Police in Uttar Pradesh have registered a criminal case against Rajendra Yadav, who provided cheap door-to-door medical services to poor villagers in the northern state.
India has only limited public healthcare services and that, combined with a lack of regulation, has allowed unlicensed doctors to thrive, particularly in rural areas.
The latest case was exposed when government medical screenings uncovered a high concentration of human immunodeficiency virus (HIV) cases in the Unnao district of Uttar Pradesh
“All these 46 cases are from specific localities within our district,” Unnao’s chief medical officer S.P. Choudhary told AFP.
“This is when we decided to dig deeper. Some of the infected blamed the quack and his use of a single syringe.”

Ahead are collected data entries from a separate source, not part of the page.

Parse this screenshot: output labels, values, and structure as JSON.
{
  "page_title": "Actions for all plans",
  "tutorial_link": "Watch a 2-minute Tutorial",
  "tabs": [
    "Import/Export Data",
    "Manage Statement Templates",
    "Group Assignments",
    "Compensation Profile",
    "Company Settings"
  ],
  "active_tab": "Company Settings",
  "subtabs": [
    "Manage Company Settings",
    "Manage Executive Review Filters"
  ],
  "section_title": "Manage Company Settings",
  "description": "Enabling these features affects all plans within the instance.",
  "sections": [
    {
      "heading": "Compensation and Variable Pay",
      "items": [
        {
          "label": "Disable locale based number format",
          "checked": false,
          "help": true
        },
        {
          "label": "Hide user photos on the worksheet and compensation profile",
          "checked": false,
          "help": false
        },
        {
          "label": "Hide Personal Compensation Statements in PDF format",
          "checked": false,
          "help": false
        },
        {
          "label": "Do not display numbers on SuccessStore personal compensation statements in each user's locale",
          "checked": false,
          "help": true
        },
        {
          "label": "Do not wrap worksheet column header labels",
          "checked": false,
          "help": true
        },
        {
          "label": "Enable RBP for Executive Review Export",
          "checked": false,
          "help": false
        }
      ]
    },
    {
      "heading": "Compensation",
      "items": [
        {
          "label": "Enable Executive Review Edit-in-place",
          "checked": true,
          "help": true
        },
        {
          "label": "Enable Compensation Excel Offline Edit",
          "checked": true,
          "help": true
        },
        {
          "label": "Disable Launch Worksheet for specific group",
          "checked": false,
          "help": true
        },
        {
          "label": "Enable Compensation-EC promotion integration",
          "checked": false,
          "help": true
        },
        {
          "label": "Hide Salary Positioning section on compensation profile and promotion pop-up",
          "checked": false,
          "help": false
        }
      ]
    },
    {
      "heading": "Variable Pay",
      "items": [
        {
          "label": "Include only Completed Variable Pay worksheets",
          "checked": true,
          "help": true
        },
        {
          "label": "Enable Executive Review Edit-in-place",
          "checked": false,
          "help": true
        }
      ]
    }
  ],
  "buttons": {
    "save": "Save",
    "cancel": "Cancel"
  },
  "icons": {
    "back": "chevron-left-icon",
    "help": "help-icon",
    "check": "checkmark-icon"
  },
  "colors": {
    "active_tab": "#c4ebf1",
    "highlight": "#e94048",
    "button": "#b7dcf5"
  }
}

But Choudhary said Yadav, who is still on the run, was unlikely to be the sole factor in the high number of cases.
“We don’t think that the quack doctor alone could be a factor for these numbers,” he told AFP.
“The area has a high migrant trucker population, and the prevalence of unprotected sex could be the likely reason.”
India has 2.1 million people infected with HIV, according to the United Nations, although the rate of infection is falling.
It has an estimated 840,000 doctors — one for every 1,674 people — far fewer than the one per 1,000 people recommended by the World Health Organization.
Last week the government announced a national healthcare scheme for half a billion people, but did not give details of how much it would cost or how it would be funded.